In 1893, Charles Henry Tompkins received the Medal of Honor for his actions at the Battle of Fairfax Court House. His was the first action of a Union Army officer in the American Civil War for which a Medal of Honor was awarded, although it was not awarded until 32 years later. His citation reads: "Twice charged through the enemy's lines and, taking a carbine from an enlisted man, shot the enemy's captain." No other account or source referenced on this page states that Tompkins himself shot Captain Marr. A monument to Captain Marr was erected on June 1, 1904 near the front of the courthouse. It read: "This stone marks the scene of the opening conflict of the war of 1861–1865, when John Q. Marr, captain of the Warrenton Rifles, who was the first soldier killed in action, fell 800 feet south, 46 degrees West of the spot. June 1, 1861. Erected by the Marr Camp, C.V., June 1, 1904." It was removed in 2020.

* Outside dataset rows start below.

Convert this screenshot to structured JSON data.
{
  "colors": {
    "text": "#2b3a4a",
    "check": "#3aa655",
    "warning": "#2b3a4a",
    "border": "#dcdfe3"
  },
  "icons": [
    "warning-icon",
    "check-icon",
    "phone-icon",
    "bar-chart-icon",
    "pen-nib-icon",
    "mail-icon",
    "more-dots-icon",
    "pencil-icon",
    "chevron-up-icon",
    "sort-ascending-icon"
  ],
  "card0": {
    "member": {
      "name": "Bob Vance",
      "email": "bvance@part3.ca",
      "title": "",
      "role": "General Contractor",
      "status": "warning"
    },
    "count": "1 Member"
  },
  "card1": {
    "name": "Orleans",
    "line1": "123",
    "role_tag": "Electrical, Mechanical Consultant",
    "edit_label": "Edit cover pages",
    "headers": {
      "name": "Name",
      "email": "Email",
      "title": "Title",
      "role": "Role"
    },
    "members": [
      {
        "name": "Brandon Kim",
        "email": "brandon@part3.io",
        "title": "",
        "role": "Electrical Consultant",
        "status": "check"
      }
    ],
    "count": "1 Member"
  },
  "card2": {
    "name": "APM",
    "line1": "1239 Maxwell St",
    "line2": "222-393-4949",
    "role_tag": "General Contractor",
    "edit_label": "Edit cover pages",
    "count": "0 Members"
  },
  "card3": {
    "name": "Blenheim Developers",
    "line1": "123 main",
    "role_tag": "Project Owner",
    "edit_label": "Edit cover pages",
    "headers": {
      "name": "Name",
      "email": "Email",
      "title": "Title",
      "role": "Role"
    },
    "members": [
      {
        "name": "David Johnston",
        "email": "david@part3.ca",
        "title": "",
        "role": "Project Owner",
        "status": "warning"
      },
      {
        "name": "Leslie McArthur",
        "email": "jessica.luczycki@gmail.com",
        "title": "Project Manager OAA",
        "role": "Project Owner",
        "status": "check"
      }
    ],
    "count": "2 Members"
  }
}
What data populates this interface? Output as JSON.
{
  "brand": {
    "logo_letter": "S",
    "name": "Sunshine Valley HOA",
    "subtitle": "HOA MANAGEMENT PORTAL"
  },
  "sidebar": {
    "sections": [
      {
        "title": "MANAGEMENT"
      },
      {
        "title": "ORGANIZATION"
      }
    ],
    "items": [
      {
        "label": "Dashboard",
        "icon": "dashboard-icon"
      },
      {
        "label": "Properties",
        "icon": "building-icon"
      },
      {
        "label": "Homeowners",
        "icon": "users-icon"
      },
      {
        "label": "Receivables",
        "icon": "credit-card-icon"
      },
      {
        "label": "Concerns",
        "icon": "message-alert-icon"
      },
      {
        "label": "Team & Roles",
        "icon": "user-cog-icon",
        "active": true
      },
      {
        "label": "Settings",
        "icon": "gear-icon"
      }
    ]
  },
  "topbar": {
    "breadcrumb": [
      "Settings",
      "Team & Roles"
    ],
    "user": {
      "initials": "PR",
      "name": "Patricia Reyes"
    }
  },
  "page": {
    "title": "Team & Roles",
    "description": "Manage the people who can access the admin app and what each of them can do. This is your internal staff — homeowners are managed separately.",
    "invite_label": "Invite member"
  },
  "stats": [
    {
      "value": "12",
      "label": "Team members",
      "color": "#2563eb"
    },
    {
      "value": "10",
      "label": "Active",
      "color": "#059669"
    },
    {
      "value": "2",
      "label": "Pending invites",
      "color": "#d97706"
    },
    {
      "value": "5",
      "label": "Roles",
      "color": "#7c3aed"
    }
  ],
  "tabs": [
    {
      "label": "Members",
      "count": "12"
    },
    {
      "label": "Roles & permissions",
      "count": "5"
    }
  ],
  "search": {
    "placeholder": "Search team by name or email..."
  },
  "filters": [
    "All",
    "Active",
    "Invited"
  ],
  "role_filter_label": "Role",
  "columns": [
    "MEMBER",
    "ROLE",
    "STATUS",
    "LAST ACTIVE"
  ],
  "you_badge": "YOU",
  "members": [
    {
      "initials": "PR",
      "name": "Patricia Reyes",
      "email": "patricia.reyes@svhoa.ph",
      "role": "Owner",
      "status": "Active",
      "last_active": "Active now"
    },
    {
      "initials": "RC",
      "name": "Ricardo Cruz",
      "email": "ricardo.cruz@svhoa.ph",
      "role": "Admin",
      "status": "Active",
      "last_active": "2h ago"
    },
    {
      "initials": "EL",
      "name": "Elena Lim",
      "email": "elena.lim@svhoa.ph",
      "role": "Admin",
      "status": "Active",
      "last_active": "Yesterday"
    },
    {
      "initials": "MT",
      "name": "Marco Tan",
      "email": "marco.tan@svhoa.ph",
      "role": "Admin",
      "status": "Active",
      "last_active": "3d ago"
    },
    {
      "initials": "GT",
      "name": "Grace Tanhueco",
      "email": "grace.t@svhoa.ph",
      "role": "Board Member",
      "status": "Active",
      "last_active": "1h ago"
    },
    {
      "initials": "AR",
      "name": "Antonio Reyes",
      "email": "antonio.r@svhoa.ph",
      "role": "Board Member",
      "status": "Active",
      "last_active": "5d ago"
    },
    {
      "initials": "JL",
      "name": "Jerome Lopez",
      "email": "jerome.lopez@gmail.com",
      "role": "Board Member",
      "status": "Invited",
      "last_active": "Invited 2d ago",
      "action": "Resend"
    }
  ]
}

Several weeks later, on July 17, Union forces occupied Fairfax Court House as they began their move on Manassas Junction. The Confederates had abandoned the town in the face of the large Union force that was moving toward the first big battlefield of the war. The Union forces moved to Centreville the next day on their way to the preliminary Battle of Blackburn's Ford on July 18, and the First Battle of Bull Run (Battle of First Manassas) on July 21. Fairfax Court House and its immediate vicinity would be the scene of several small battles or skirmishes and raids during the war.